In 2008 he had a starring role as “The Gent” in Quentin Tarantino’s “HELL RIDE” that was written & Directed by Larry Bishop.
Madsen in 2006
Madsen has been in a few television series, including the short-lived Vengeance Unlimited and as “Don Everest” in the poker-themed ESPN series Tilt. He was in Michael Jackson’s 2001 music video “You Rock My World” and has provided voice work for several video games, including Grand Theft Auto III, True Crime: Streets of L.A. and DRIV3R. He provided voice work for the movie version of The Chronicles of Narnia: The Lion, the Witch and the Wardrobe as Maugrim the wolf, captain of the White Witch’s secret police.
He also provides narration for Animal Planet and is heard in the PlayStation 2 game Yakuza, where he voices the role of Futo Shimano, the violent and unforgiving leader of a Yakuza family. Madsen played Sam Spade in Yuri Rasovsky’s Grammy-nominated sonic dramatization of The Maltese Falcon, which also features Sandra Oh and Edward Herrmann.
In August 2008, Madsen co-starred in Coma, a web series on Crackle.
Madsen went to Mexico City to co-star in boxing film The Kid: Chamaco with Martin Sheen and Kirk Harris for director Miguel Necoechea in 2009.
Madsen is also expected to reprise his role as Bob in Sin City 2, which is in pre-production and has a release date of 2012. Fellow cast members include Jessica Alba, Rosario Dawson, and Clive Owen.
The actor appeared in Every Time I Die’s music video “Kill The Music” and recorded a public service announcement for Deejay Ra’s ‘Hip-Hop Literacy’ campaign, encouraging reading of screenplays by Tarantino.
In September 2009, he filmed the comedy feature Magic Boys in England and Hungary, co-starring with Vinnie Jones, directed by Robert Koltai and written by screenwriter Ivo Marloh.

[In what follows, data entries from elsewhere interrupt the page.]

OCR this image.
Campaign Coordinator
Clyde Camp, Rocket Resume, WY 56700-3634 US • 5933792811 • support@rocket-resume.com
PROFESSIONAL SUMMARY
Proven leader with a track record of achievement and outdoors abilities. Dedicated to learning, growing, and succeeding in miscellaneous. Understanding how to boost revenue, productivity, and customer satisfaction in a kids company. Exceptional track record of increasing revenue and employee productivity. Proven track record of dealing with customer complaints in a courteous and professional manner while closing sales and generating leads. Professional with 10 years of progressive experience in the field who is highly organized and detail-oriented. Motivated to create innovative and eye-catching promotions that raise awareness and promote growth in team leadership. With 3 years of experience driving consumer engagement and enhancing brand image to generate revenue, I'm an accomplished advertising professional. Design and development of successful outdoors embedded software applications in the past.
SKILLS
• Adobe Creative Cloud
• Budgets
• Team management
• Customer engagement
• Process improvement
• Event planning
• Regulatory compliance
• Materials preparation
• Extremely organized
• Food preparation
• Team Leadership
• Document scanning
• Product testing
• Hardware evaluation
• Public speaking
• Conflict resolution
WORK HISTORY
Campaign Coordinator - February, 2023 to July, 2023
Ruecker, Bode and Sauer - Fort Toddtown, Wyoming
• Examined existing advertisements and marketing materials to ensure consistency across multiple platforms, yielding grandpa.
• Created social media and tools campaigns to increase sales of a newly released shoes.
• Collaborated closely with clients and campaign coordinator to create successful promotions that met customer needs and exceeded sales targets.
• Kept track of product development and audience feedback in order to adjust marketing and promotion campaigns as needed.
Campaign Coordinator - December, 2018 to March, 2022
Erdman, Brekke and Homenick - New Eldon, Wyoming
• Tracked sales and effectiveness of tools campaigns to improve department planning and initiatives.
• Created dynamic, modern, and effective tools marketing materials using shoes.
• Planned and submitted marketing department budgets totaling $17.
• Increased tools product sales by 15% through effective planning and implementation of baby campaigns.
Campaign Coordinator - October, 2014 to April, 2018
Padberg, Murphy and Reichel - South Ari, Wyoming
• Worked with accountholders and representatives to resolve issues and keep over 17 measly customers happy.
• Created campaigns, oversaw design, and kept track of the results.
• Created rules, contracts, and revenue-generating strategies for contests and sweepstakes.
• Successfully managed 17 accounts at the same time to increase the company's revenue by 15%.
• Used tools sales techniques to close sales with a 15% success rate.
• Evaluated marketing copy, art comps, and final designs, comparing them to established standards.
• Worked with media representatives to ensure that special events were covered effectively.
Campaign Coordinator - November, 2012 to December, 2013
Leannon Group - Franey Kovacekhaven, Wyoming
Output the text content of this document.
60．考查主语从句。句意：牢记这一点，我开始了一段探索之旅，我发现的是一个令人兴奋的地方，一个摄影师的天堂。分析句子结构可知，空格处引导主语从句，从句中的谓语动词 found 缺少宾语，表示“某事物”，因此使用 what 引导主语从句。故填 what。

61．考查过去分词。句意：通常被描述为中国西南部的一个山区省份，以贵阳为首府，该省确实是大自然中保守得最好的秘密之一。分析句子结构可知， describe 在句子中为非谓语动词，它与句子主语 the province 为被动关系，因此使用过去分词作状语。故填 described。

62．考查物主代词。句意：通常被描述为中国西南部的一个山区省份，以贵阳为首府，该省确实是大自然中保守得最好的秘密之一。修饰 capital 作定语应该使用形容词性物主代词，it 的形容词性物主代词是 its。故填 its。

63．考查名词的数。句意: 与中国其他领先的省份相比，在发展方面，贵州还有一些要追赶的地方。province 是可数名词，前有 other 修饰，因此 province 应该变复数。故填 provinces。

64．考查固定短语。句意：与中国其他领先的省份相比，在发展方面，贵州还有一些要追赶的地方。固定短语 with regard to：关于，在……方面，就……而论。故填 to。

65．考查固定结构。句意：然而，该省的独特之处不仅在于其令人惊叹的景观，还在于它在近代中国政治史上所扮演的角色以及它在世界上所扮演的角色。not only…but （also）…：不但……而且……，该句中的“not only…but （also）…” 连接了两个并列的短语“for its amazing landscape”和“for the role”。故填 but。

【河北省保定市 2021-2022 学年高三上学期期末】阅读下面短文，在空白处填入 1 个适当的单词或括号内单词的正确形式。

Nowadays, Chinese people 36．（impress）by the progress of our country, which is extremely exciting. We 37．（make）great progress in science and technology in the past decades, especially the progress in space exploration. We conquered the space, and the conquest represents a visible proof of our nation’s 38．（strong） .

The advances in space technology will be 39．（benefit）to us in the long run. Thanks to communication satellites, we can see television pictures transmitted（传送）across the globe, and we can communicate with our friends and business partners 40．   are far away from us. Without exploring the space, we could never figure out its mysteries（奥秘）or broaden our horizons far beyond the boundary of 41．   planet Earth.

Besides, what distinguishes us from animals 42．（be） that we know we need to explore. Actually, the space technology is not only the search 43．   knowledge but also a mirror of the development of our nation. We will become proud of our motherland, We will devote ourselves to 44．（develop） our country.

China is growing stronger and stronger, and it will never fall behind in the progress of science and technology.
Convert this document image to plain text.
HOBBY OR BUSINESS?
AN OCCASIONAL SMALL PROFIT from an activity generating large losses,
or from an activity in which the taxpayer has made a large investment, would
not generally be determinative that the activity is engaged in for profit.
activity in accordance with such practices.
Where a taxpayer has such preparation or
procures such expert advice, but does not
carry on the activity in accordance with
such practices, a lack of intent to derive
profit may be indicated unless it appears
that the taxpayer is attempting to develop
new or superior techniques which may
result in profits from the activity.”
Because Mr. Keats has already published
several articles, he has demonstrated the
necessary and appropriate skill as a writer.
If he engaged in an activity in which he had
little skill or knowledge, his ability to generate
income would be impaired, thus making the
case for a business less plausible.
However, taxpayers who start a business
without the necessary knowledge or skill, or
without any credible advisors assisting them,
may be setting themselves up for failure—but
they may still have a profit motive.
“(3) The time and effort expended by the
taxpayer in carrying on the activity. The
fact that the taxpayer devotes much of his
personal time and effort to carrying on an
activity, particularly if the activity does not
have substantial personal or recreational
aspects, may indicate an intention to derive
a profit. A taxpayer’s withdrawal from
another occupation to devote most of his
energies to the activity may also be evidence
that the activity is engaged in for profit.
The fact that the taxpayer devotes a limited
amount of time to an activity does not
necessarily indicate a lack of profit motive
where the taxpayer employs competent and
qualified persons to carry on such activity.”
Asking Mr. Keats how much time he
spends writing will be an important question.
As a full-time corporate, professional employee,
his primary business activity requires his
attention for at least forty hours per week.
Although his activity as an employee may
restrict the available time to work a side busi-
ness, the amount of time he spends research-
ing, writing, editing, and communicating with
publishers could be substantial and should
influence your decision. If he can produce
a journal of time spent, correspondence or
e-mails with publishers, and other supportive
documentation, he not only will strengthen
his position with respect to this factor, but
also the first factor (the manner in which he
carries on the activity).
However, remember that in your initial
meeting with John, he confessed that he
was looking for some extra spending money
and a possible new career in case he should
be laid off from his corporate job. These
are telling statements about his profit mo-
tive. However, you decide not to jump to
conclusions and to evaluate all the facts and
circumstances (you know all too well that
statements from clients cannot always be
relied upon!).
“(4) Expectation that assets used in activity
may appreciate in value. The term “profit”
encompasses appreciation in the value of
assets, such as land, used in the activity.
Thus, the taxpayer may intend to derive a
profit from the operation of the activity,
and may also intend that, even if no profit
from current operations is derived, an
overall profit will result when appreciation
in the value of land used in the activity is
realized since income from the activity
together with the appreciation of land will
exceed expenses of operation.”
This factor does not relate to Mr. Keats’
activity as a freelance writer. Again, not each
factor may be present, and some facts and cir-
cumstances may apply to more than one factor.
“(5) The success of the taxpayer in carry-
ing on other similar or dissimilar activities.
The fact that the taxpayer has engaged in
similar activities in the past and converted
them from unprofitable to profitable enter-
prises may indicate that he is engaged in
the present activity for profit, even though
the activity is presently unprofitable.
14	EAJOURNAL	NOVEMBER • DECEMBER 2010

The film is scheduled for general release in late 2012.
Madsen guest-starred in the final season of 24 in April 2010. He played Jim Ricker, an old friend of main character Jack Bauer.
His latest released film, Let The Game Begin, opened in May 2010. The film also features Adam Rodriguez and Stephen Baldwin. Madsen played the lead in the independent horror film Infected.
He is currently one of the stars of the western thriller The Sorrow with Kirk Harris, John Savage, newcomer Ryan Ballance and Yvonne Delarosa.
On 5 January 2012 Madsen entered the Celebrity Big Brother house. He finished in 4th place in the final of Celebrity Big Brother.
In August 2012, Madsen appeared in the music video for Justin Bieber’s single “As Long As You Love Me.”